Stress, Depression and Anxiety

The psychological impact of not conceiving can lead to distress, depression, and anxiety. Many women show off to look mentally healthier and there is inaccuracy in self-reporting. Also, some studies show that about 40% of women have depression or anxiety before being diagnosed with infertility. The same study showed that 32% of men reported symptoms of depression and anxiety. So, it can be concluded that infertile individuals have more psychiatric symptoms than those who are fertile. 

So, conception and stress become a vicious cycle. Couples who are trying to start a family become depressed as it takes a longer time, or the treatment may not work. Many people also find medical procedures taxing. For instance, couples who are undergoing IVF treatment are stressed, and that can affect their mind and body, thereby creating a vicious cycle. So, stress management must be taken seriously to get out of this cycle, which can result in conception for the couple.

Stress Management

Managing stress to break free from this vicious cycle can help with conception. Here are some of the ways: 

Identify triggers: A small amount of stress is normal, but if it is continuous and long, it has a deep impact. Understanding the cause and working towards reducing it can help manage it. If your relationship with your partner is the cause, seek professional help. If work is the reason, find ways to improve your work-life balance. Make a list of the stressors and find ways to manage them effectively. 

Exercise: Physical activity is one of the best ways to reduce stress and also increase conception chances. When you exercise, happy hormones are produced and that aids in relaxation and also getting pregnant. Include at least 30 minutes of exercise every day to manage weight and stress. 

Practice mindfulness: Do meditation or other techniques to reduce stress. Focus on the breath and your thoughts and allow them to float around without any response or reaction. 

Improve communication: Lack of communication and openness in a relationship can cause emotional distress. When you are trying to get pregnant, be transparent and honest in your communication, as that can help resolve conflicts. 

Therapy: Counselling can help with fertility stress and there are several benefits of cognitive-behavioral therapy. It is a form of therapy that is aimed at helping understand the mind-body connection and also identifying negative thoughts that trigger emotions. The aim is to let irrational thoughts out and frame realistic ones. 

Trying to conceive can be a stressful experience. While the physical factors that lead to infertility cannot be controlled in some cases, the emotional aspects can be managed. It helps to know that managing stress can improve conception chances, as it is one of the ways to deal with infertility. 


1. Is stress related to infertility?

While stress alone cannot be the reason for infertility, it interferes with the ability to get pregnant.
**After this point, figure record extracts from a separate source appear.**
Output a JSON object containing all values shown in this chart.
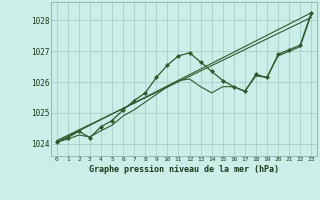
{
  "title": "Graphe pression niveau de la mer (hPa)",
  "bg_color": "#cceee8",
  "grid_color": "#aad4ce",
  "line_color": "#2d5a2d",
  "marker_color": "#2d5a2d",
  "x_ticks": [
    0,
    1,
    2,
    3,
    4,
    5,
    6,
    7,
    8,
    9,
    10,
    11,
    12,
    13,
    14,
    15,
    16,
    17,
    18,
    19,
    20,
    21,
    22,
    23
  ],
  "y_ticks": [
    1024,
    1025,
    1026,
    1027,
    1028
  ],
  "ylim": [
    1023.6,
    1028.6
  ],
  "xlim": [
    -0.5,
    23.5
  ],
  "main_line": {
    "x": [
      0,
      1,
      2,
      3,
      4,
      5,
      6,
      7,
      8,
      9,
      10,
      11,
      12,
      13,
      14,
      15,
      16,
      17,
      18,
      19,
      20,
      21,
      22,
      23
    ],
    "y": [
      1024.05,
      1024.2,
      1024.4,
      1024.2,
      1024.55,
      1024.75,
      1025.1,
      1025.4,
      1025.65,
      1026.15,
      1026.55,
      1026.85,
      1026.95,
      1026.65,
      1026.35,
      1026.05,
      1025.85,
      1025.7,
      1026.25,
      1026.15,
      1026.9,
      1027.05,
      1027.2,
      1028.25
    ]
  },
  "line_straight1": {
    "x": [
      0,
      23
    ],
    "y": [
      1024.05,
      1028.25
    ]
  },
  "line_straight2": {
    "x": [
      0,
      23
    ],
    "y": [
      1024.1,
      1028.1
    ]
  },
  "line_curved": {
    "x": [
      0,
      1,
      2,
      3,
      4,
      5,
      6,
      7,
      8,
      9,
      10,
      11,
      12,
      13,
      14,
      15,
      16,
      17,
      18,
      19,
      20,
      21,
      22,
      23
    ],
    "y": [
      1024.05,
      1024.15,
      1024.28,
      1024.22,
      1024.42,
      1024.6,
      1024.9,
      1025.1,
      1025.35,
      1025.6,
      1025.85,
      1026.05,
      1026.1,
      1025.85,
      1025.65,
      1025.85,
      1025.85,
      1025.7,
      1026.2,
      1026.15,
      1026.85,
      1027.0,
      1027.15,
      1028.2
    ]
  }
}
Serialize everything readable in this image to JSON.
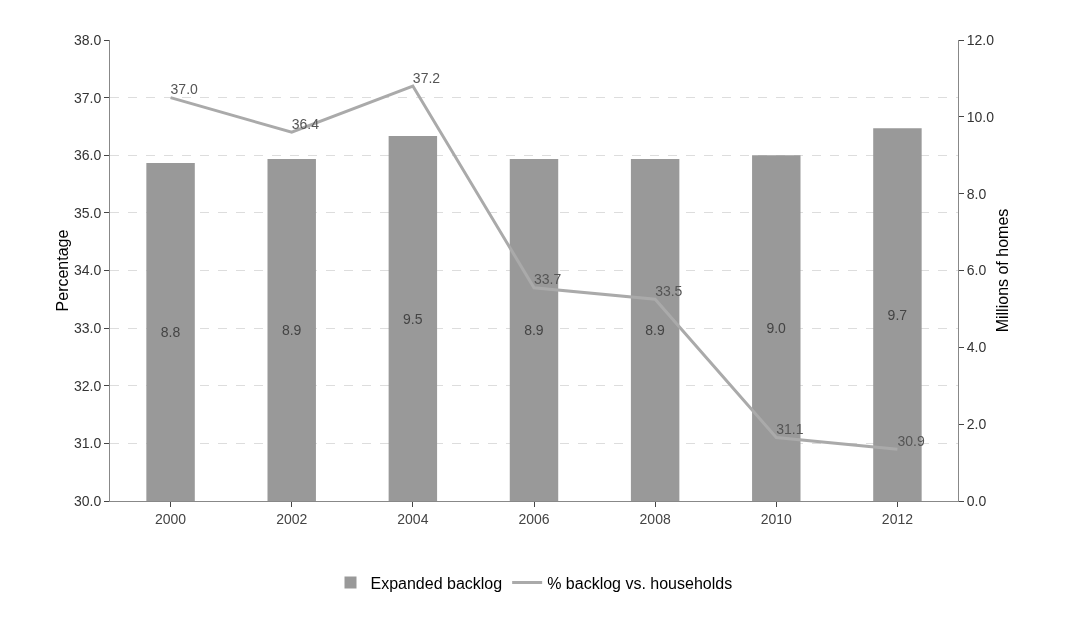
{
  "chart_data": {
    "type": "bar",
    "ylabel": "Percentage",
    "y2label": "Millions of homes",
    "categories": [
      "2000",
      "2002",
      "2004",
      "2006",
      "2008",
      "2010",
      "2012"
    ],
    "series": [
      {
        "name": "Expanded backlog",
        "axis": "y2",
        "color": "#999999",
        "values": [
          8.8,
          8.9,
          9.5,
          8.9,
          8.9,
          9.0,
          9.7
        ],
        "value_labels": [
          "8.8",
          "8.9",
          "9.5",
          "8.9",
          "8.9",
          "9.0",
          "9.7"
        ]
      },
      {
        "name": "% backlog vs. households",
        "type": "line",
        "color": "#aaaaaa",
        "values": [
          37.0,
          36.4,
          37.2,
          33.7,
          33.5,
          31.1,
          30.9
        ],
        "value_labels": [
          "37.0",
          "36.4",
          "37.2",
          "33.7",
          "33.5",
          "31.1",
          "30.9"
        ]
      }
    ],
    "ylim": [
      30,
      38
    ],
    "yticks": [
      {
        "value": 30,
        "label": "30.0"
      },
      {
        "value": 31,
        "label": "31.0"
      },
      {
        "value": 32,
        "label": "32.0"
      },
      {
        "value": 33,
        "label": "33.0"
      },
      {
        "value": 34,
        "label": "34.0"
      },
      {
        "value": 35,
        "label": "35.0"
      },
      {
        "value": 36,
        "label": "36.0"
      },
      {
        "value": 37,
        "label": "37.0"
      },
      {
        "value": 38,
        "label": "38.0"
      }
    ],
    "y2lim": [
      0,
      12
    ],
    "y2ticks": [
      {
        "value": 0,
        "label": "0.0"
      },
      {
        "value": 2,
        "label": "2.0"
      },
      {
        "value": 4,
        "label": "4.0"
      },
      {
        "value": 6,
        "label": "6.0"
      },
      {
        "value": 8,
        "label": "8.0"
      },
      {
        "value": 10,
        "label": "10.0"
      },
      {
        "value": 12,
        "label": "12.0"
      }
    ],
    "grid": "y",
    "legend": "bottom",
    "marker": "none",
    "line_style": "solid"
  }
}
Research suggests that those with a history of depression are more likely to suffer from infertility and anxiety can increase the time to get pregnant.
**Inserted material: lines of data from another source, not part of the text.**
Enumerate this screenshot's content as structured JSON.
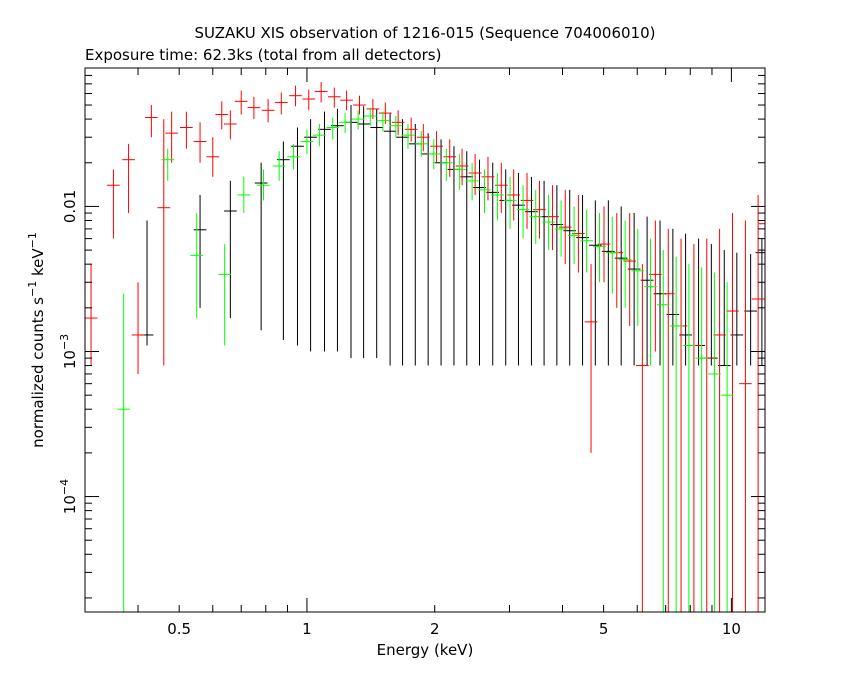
{
  "chart_data": {
    "type": "scatter",
    "title": "SUZAKU XIS observation of 1216-015 (Sequence 704006010)",
    "subtitle": "Exposure time: 62.3ks (total from all detectors)",
    "xlabel": "Energy (keV)",
    "ylabel": "normalized counts s^-1 keV^-1",
    "xscale": "log",
    "yscale": "log",
    "xlim": [
      0.3,
      12
    ],
    "ylim": [
      1.6e-05,
      0.09
    ],
    "grid": false,
    "x_tick_labels": [
      {
        "v": 0.5,
        "t": "0.5"
      },
      {
        "v": 1,
        "t": "1"
      },
      {
        "v": 2,
        "t": "2"
      },
      {
        "v": 5,
        "t": "5"
      },
      {
        "v": 10,
        "t": "10"
      }
    ],
    "y_tick_labels": [
      {
        "v": 0.0001,
        "base": "10",
        "exp": "−4"
      },
      {
        "v": 0.001,
        "base": "10",
        "exp": "−3"
      },
      {
        "v": 0.01,
        "base": "0.01",
        "exp": ""
      }
    ],
    "series": [
      {
        "color": "#000000",
        "points": [
          [
            0.42,
            0.0013,
            0.0011,
            0.008
          ],
          [
            0.56,
            0.0069,
            0.002,
            0.012
          ],
          [
            0.66,
            0.0093,
            0.0017,
            0.015
          ],
          [
            0.78,
            0.0145,
            0.0014,
            0.02
          ],
          [
            0.88,
            0.021,
            0.0012,
            0.028
          ],
          [
            0.95,
            0.026,
            0.0011,
            0.035
          ],
          [
            1.02,
            0.03,
            0.001,
            0.04
          ],
          [
            1.1,
            0.034,
            0.001,
            0.045
          ],
          [
            1.18,
            0.036,
            0.001,
            0.047
          ],
          [
            1.27,
            0.038,
            0.0009,
            0.05
          ],
          [
            1.36,
            0.037,
            0.0009,
            0.049
          ],
          [
            1.46,
            0.035,
            0.0009,
            0.047
          ],
          [
            1.57,
            0.033,
            0.0008,
            0.044
          ],
          [
            1.68,
            0.03,
            0.0008,
            0.04
          ],
          [
            1.8,
            0.027,
            0.0008,
            0.037
          ],
          [
            1.93,
            0.023,
            0.0008,
            0.032
          ],
          [
            2.07,
            0.02,
            0.0008,
            0.029
          ],
          [
            2.22,
            0.018,
            0.0008,
            0.026
          ],
          [
            2.38,
            0.016,
            0.0008,
            0.024
          ],
          [
            2.55,
            0.0135,
            0.0008,
            0.021
          ],
          [
            2.74,
            0.0125,
            0.0008,
            0.02
          ],
          [
            2.94,
            0.011,
            0.0008,
            0.018
          ],
          [
            3.15,
            0.0102,
            0.0008,
            0.017
          ],
          [
            3.38,
            0.0092,
            0.0008,
            0.016
          ],
          [
            3.62,
            0.0085,
            0.0008,
            0.015
          ],
          [
            3.88,
            0.0075,
            0.0008,
            0.014
          ],
          [
            4.16,
            0.0068,
            0.0008,
            0.013
          ],
          [
            4.46,
            0.0061,
            0.0008,
            0.012
          ],
          [
            4.78,
            0.0054,
            0.0008,
            0.011
          ],
          [
            5.13,
            0.0049,
            0.0008,
            0.011
          ],
          [
            5.5,
            0.0044,
            0.0008,
            0.01
          ],
          [
            5.9,
            0.0037,
            0.0008,
            0.009
          ],
          [
            6.33,
            0.0031,
            0.0008,
            0.0085
          ],
          [
            6.79,
            0.0025,
            0.0008,
            0.008
          ],
          [
            7.28,
            0.0018,
            0.0008,
            0.007
          ],
          [
            7.8,
            0.0013,
            0.0008,
            0.0065
          ],
          [
            8.37,
            0.0011,
            0.0008,
            0.006
          ],
          [
            8.97,
            0.0009,
            0.0008,
            0.0055
          ],
          [
            9.62,
            0.0008,
            0.0008,
            0.005
          ],
          [
            10.3,
            0.0013,
            0.0008,
            0.0048
          ],
          [
            11.1,
            0.0019,
            0.0008,
            0.0047
          ],
          [
            11.8,
            0.0048,
            0.0008,
            0.006
          ]
        ]
      },
      {
        "color": "#ff0000",
        "points": [
          [
            0.31,
            0.0017,
            0.0008,
            0.004
          ],
          [
            0.35,
            0.014,
            0.006,
            0.018
          ],
          [
            0.38,
            0.021,
            0.009,
            0.027
          ],
          [
            0.4,
            0.0013,
            0.0007,
            0.003
          ],
          [
            0.43,
            0.041,
            0.03,
            0.05
          ],
          [
            0.46,
            0.0098,
            0.0008,
            0.04
          ],
          [
            0.48,
            0.032,
            0.02,
            0.045
          ],
          [
            0.52,
            0.035,
            0.025,
            0.045
          ],
          [
            0.56,
            0.028,
            0.02,
            0.038
          ],
          [
            0.6,
            0.022,
            0.016,
            0.03
          ],
          [
            0.63,
            0.043,
            0.034,
            0.053
          ],
          [
            0.66,
            0.037,
            0.029,
            0.046
          ],
          [
            0.7,
            0.053,
            0.043,
            0.063
          ],
          [
            0.75,
            0.048,
            0.04,
            0.057
          ],
          [
            0.81,
            0.046,
            0.038,
            0.055
          ],
          [
            0.87,
            0.052,
            0.043,
            0.061
          ],
          [
            0.94,
            0.058,
            0.049,
            0.068
          ],
          [
            1.01,
            0.055,
            0.046,
            0.064
          ],
          [
            1.08,
            0.062,
            0.052,
            0.072
          ],
          [
            1.16,
            0.057,
            0.048,
            0.066
          ],
          [
            1.24,
            0.054,
            0.046,
            0.063
          ],
          [
            1.33,
            0.05,
            0.043,
            0.058
          ],
          [
            1.43,
            0.047,
            0.04,
            0.055
          ],
          [
            1.53,
            0.044,
            0.037,
            0.052
          ],
          [
            1.64,
            0.038,
            0.031,
            0.046
          ],
          [
            1.76,
            0.034,
            0.028,
            0.041
          ],
          [
            1.88,
            0.03,
            0.024,
            0.037
          ],
          [
            2.02,
            0.026,
            0.02,
            0.033
          ],
          [
            2.17,
            0.022,
            0.016,
            0.029
          ],
          [
            2.32,
            0.019,
            0.014,
            0.025
          ],
          [
            2.49,
            0.017,
            0.012,
            0.023
          ],
          [
            2.67,
            0.016,
            0.011,
            0.022
          ],
          [
            2.87,
            0.014,
            0.009,
            0.02
          ],
          [
            3.07,
            0.012,
            0.008,
            0.018
          ],
          [
            3.3,
            0.011,
            0.007,
            0.017
          ],
          [
            3.53,
            0.0095,
            0.006,
            0.015
          ],
          [
            3.79,
            0.0085,
            0.005,
            0.014
          ],
          [
            4.06,
            0.0072,
            0.004,
            0.013
          ],
          [
            4.36,
            0.0065,
            0.0035,
            0.012
          ],
          [
            4.67,
            0.0016,
            0.0002,
            0.004
          ],
          [
            5.01,
            0.0055,
            0.003,
            0.01
          ],
          [
            5.37,
            0.0048,
            0.002,
            0.009
          ],
          [
            5.76,
            0.0042,
            0.0015,
            0.009
          ],
          [
            6.17,
            0.0008,
            1e-05,
            0.004
          ],
          [
            6.62,
            0.0034,
            0.001,
            0.008
          ],
          [
            7.1,
            0.0025,
            1e-05,
            0.007
          ],
          [
            7.61,
            0.0015,
            1e-05,
            0.006
          ],
          [
            8.16,
            0.0011,
            1e-05,
            0.0055
          ],
          [
            8.75,
            0.0009,
            1e-05,
            0.006
          ],
          [
            9.38,
            0.0013,
            1e-05,
            0.007
          ],
          [
            10.06,
            0.0019,
            1e-05,
            0.009
          ],
          [
            10.79,
            0.0006,
            1e-05,
            0.008
          ],
          [
            11.56,
            0.0023,
            1e-05,
            0.012
          ],
          [
            12.0,
            0.0076,
            1e-05,
            0.017
          ]
        ]
      },
      {
        "color": "#00ff00",
        "points": [
          [
            0.37,
            0.0004,
            1e-05,
            0.0025
          ],
          [
            0.47,
            0.021,
            0.015,
            0.025
          ],
          [
            0.55,
            0.0046,
            0.0017,
            0.009
          ],
          [
            0.64,
            0.0034,
            0.0011,
            0.0055
          ],
          [
            0.71,
            0.012,
            0.009,
            0.016
          ],
          [
            0.79,
            0.014,
            0.011,
            0.018
          ],
          [
            0.86,
            0.019,
            0.015,
            0.024
          ],
          [
            0.93,
            0.022,
            0.018,
            0.027
          ],
          [
            1.0,
            0.028,
            0.023,
            0.034
          ],
          [
            1.07,
            0.031,
            0.026,
            0.037
          ],
          [
            1.15,
            0.035,
            0.029,
            0.041
          ],
          [
            1.23,
            0.038,
            0.032,
            0.044
          ],
          [
            1.32,
            0.04,
            0.034,
            0.046
          ],
          [
            1.41,
            0.042,
            0.036,
            0.048
          ],
          [
            1.51,
            0.039,
            0.033,
            0.045
          ],
          [
            1.62,
            0.036,
            0.03,
            0.042
          ],
          [
            1.73,
            0.031,
            0.025,
            0.037
          ],
          [
            1.86,
            0.027,
            0.022,
            0.033
          ],
          [
            1.99,
            0.023,
            0.018,
            0.029
          ],
          [
            2.13,
            0.02,
            0.015,
            0.025
          ],
          [
            2.29,
            0.018,
            0.013,
            0.023
          ],
          [
            2.45,
            0.015,
            0.011,
            0.02
          ],
          [
            2.62,
            0.013,
            0.009,
            0.018
          ],
          [
            2.81,
            0.012,
            0.008,
            0.017
          ],
          [
            3.01,
            0.011,
            0.007,
            0.016
          ],
          [
            3.23,
            0.0095,
            0.006,
            0.014
          ],
          [
            3.46,
            0.0085,
            0.0055,
            0.013
          ],
          [
            3.71,
            0.0078,
            0.005,
            0.012
          ],
          [
            3.97,
            0.007,
            0.0045,
            0.011
          ],
          [
            4.26,
            0.0063,
            0.004,
            0.01
          ],
          [
            4.56,
            0.0058,
            0.0035,
            0.0095
          ],
          [
            4.89,
            0.0053,
            0.003,
            0.009
          ],
          [
            5.24,
            0.0048,
            0.0025,
            0.0085
          ],
          [
            5.62,
            0.0043,
            0.002,
            0.008
          ],
          [
            6.02,
            0.0036,
            0.0015,
            0.007
          ],
          [
            6.45,
            0.0028,
            0.0008,
            0.006
          ],
          [
            6.91,
            0.0021,
            1e-05,
            0.005
          ],
          [
            7.41,
            0.0015,
            1e-05,
            0.0045
          ],
          [
            7.94,
            0.0011,
            1e-05,
            0.004
          ],
          [
            8.51,
            0.0009,
            1e-05,
            0.0038
          ],
          [
            9.12,
            0.0007,
            1e-05,
            0.0035
          ],
          [
            9.77,
            0.0005,
            1e-05,
            0.003
          ]
        ]
      }
    ]
  }
}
2. What is the relationship between stress and reproductive health?

Chronic stress can affect fertility and interfere with hormone production in the body, thereby affecting reproductive health. 

3. What stress hormone causes infertility?

Cortisol, which is termed a stress hormone, increases in stressful conditions. Studies suggest that high levels of stress result in higher cortisol levels, resulting in infertility. 

4. Why can I get pregnant but not stay pregnant?

The causes can be an irregularly shaped uterus, uterus abnormalities, a weak immune system or hormone abnormalities.